The primary efficacy outcome measured was unfavourable status by 72 weeks following the start of treatment. Unfavourable status was classified as loss to follow up, death or tuberculosis events, which comprised treatment failure, treatment extension, anti-tuberculosis-treatment drug change, treatment restart due to suspected treatment failure, and tuberculosis recurrence. Adverse events were also assessed, as the primary safety outcome. Secondary endpoints were unfavourable status in those participants confirmed to have had TB at the start, death, adverse drug reactions, bacterial infection leading to hospitalisation, adherence to the treatment regimen, and acceptability of treatment as determined by the caregiver or child. For all these endpoints, no statistically significant differences were seen between both groups.

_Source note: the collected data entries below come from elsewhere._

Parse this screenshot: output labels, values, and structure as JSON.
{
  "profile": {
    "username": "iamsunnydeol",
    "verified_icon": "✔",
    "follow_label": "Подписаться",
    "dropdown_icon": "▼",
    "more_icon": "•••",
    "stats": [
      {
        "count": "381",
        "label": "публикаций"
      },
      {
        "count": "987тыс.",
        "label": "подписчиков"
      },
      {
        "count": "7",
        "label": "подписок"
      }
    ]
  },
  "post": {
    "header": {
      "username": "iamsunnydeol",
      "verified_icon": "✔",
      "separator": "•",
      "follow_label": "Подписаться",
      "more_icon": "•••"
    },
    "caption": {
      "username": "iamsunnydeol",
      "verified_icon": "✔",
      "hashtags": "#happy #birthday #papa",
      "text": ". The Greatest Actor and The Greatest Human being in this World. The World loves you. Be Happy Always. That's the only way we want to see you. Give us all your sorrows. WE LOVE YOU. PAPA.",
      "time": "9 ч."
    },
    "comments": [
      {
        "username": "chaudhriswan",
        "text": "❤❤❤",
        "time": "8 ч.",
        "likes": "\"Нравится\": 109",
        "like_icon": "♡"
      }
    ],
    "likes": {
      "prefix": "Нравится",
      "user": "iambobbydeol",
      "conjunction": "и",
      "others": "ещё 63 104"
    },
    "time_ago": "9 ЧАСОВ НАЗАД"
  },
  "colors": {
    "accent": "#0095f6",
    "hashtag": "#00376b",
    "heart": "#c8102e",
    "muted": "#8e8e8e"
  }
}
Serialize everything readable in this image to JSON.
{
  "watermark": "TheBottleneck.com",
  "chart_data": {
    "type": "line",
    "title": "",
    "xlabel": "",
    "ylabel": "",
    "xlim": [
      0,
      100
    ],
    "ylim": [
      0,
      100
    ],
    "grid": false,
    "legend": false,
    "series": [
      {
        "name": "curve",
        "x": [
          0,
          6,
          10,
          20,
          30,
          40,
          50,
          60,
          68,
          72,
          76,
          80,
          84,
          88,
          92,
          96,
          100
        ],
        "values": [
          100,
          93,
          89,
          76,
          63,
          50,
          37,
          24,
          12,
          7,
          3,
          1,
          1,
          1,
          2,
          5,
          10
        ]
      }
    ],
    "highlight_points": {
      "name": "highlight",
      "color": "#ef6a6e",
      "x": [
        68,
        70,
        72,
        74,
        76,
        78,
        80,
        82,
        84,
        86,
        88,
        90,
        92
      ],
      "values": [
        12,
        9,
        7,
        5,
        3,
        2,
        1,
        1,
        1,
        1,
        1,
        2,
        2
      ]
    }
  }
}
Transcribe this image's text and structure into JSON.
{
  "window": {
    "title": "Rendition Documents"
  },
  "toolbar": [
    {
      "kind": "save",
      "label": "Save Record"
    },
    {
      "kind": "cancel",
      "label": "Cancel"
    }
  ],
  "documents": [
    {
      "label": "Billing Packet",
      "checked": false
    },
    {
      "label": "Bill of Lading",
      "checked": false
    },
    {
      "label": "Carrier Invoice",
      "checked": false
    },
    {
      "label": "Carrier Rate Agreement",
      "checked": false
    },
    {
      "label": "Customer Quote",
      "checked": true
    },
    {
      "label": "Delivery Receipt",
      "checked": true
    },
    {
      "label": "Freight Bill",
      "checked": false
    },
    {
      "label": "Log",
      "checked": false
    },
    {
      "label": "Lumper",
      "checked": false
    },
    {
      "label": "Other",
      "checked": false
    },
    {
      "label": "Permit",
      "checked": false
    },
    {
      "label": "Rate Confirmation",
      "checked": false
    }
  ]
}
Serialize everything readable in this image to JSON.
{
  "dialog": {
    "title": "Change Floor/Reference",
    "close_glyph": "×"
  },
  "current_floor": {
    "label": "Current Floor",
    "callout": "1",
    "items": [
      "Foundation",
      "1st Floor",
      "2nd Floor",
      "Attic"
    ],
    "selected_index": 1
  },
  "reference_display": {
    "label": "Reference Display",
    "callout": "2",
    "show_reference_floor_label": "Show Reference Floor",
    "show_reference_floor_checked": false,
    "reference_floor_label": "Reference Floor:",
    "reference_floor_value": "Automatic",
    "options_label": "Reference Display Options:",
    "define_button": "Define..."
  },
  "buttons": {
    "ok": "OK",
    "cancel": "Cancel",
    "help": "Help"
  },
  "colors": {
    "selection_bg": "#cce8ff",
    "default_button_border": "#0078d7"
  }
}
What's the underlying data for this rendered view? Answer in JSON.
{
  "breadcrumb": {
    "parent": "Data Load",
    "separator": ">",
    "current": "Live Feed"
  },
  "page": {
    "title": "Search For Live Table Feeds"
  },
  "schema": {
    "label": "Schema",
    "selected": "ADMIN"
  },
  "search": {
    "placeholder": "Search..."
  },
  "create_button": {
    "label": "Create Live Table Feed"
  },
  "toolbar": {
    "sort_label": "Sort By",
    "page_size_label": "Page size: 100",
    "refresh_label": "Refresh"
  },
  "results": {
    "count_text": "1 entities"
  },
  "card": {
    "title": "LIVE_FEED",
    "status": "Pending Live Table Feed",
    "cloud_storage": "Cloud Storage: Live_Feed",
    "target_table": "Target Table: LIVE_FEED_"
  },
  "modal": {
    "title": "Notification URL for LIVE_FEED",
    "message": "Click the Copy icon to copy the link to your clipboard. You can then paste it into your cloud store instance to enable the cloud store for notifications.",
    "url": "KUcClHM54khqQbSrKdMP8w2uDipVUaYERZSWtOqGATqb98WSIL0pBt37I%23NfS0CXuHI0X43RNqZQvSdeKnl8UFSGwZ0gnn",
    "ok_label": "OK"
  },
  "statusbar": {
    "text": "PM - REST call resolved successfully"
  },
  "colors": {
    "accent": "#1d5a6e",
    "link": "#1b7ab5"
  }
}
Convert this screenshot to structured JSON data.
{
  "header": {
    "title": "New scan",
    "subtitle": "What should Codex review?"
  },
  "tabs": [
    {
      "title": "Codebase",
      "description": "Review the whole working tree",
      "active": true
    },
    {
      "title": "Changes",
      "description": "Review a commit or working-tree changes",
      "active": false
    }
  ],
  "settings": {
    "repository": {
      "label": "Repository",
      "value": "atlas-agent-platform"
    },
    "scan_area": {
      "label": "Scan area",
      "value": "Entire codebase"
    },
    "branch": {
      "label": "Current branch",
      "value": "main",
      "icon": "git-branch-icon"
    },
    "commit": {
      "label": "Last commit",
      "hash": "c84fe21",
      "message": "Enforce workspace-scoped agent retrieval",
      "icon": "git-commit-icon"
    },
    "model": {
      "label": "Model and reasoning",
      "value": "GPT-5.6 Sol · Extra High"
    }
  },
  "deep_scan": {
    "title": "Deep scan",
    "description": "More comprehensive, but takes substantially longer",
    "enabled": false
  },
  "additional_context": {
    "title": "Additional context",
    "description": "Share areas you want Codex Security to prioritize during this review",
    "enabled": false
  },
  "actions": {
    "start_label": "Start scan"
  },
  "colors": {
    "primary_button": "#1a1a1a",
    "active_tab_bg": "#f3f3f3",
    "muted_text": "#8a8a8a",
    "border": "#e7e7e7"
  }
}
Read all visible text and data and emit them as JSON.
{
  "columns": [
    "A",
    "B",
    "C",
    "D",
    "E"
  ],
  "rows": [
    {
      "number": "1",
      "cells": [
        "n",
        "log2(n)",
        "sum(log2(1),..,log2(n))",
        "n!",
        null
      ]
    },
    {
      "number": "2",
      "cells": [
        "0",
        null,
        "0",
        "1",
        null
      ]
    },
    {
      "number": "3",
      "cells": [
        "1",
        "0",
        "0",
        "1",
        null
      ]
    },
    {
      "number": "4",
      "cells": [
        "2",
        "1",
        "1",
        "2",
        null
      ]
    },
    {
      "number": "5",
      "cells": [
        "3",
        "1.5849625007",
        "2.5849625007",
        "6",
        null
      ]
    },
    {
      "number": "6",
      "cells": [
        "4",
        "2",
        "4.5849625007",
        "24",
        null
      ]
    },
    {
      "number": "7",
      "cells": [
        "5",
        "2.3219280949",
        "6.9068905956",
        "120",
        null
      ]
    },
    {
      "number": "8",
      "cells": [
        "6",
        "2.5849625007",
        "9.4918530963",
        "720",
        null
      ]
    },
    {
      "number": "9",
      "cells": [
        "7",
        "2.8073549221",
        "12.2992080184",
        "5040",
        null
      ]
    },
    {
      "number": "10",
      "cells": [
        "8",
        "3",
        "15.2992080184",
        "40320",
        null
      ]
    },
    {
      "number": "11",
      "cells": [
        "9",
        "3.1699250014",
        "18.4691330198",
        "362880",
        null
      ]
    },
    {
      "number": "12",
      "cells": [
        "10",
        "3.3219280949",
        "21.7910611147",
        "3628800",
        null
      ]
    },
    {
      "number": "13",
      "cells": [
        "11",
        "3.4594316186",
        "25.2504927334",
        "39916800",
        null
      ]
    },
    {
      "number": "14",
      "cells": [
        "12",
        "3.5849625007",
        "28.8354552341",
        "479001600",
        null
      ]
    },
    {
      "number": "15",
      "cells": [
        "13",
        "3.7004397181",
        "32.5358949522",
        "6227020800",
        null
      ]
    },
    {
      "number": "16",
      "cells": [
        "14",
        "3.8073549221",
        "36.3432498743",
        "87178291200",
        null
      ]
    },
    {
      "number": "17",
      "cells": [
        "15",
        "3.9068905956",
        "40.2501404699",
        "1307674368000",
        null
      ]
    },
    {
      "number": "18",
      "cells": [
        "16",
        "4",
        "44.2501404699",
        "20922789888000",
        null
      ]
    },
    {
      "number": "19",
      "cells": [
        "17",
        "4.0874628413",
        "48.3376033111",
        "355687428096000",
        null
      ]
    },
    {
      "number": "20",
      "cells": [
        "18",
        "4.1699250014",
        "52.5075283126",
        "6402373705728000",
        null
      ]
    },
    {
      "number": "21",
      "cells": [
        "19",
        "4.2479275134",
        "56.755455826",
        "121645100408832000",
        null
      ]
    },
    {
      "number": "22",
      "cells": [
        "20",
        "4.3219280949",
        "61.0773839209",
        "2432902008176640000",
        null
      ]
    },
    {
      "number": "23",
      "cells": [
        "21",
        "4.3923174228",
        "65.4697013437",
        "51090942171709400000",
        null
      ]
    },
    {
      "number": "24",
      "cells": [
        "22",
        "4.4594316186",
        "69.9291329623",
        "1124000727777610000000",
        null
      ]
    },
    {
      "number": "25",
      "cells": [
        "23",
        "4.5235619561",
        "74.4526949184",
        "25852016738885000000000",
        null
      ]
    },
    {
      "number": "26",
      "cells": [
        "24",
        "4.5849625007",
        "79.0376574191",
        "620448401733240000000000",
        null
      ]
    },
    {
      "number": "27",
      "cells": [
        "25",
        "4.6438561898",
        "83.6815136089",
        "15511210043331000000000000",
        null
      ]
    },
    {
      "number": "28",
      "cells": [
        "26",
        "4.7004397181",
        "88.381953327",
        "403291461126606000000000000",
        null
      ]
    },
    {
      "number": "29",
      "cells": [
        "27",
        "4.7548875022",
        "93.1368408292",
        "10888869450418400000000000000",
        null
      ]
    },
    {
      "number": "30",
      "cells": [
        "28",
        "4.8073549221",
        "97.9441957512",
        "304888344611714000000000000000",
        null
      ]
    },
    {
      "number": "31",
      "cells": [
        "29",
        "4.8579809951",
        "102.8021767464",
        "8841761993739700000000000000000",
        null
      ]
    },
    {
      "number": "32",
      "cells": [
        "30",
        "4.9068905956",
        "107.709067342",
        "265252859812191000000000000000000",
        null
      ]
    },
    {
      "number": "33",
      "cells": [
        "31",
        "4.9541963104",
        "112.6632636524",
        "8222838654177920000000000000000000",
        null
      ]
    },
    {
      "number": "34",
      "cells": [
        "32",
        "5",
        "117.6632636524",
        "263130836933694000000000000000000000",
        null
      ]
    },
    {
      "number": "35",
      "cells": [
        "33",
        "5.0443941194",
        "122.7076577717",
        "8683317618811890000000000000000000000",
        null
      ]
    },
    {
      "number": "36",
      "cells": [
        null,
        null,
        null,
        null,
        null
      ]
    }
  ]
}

In addition, economic analyses were carried out to estimate costs and health outcomes in terms of life-years and quality-adjusted life-years. After 72 weeks’ participants who had been treated for 4 months had similar health outcomes to those who had been treated for 6 months, but with lower health care costs.

The results of this trial demonstrate that shortening TB treatment for children with mild TB does not compromise treatment effectiveness, but has positive consequences due to the reduced cost and reduced time spent in treatment. As a consequence, the World Health Organisation has changed the global guidelines for managing TB in children. Given that two thirds of children with TB do not have severe disease, the majority of children with TB will benefit from this change in the guidelines.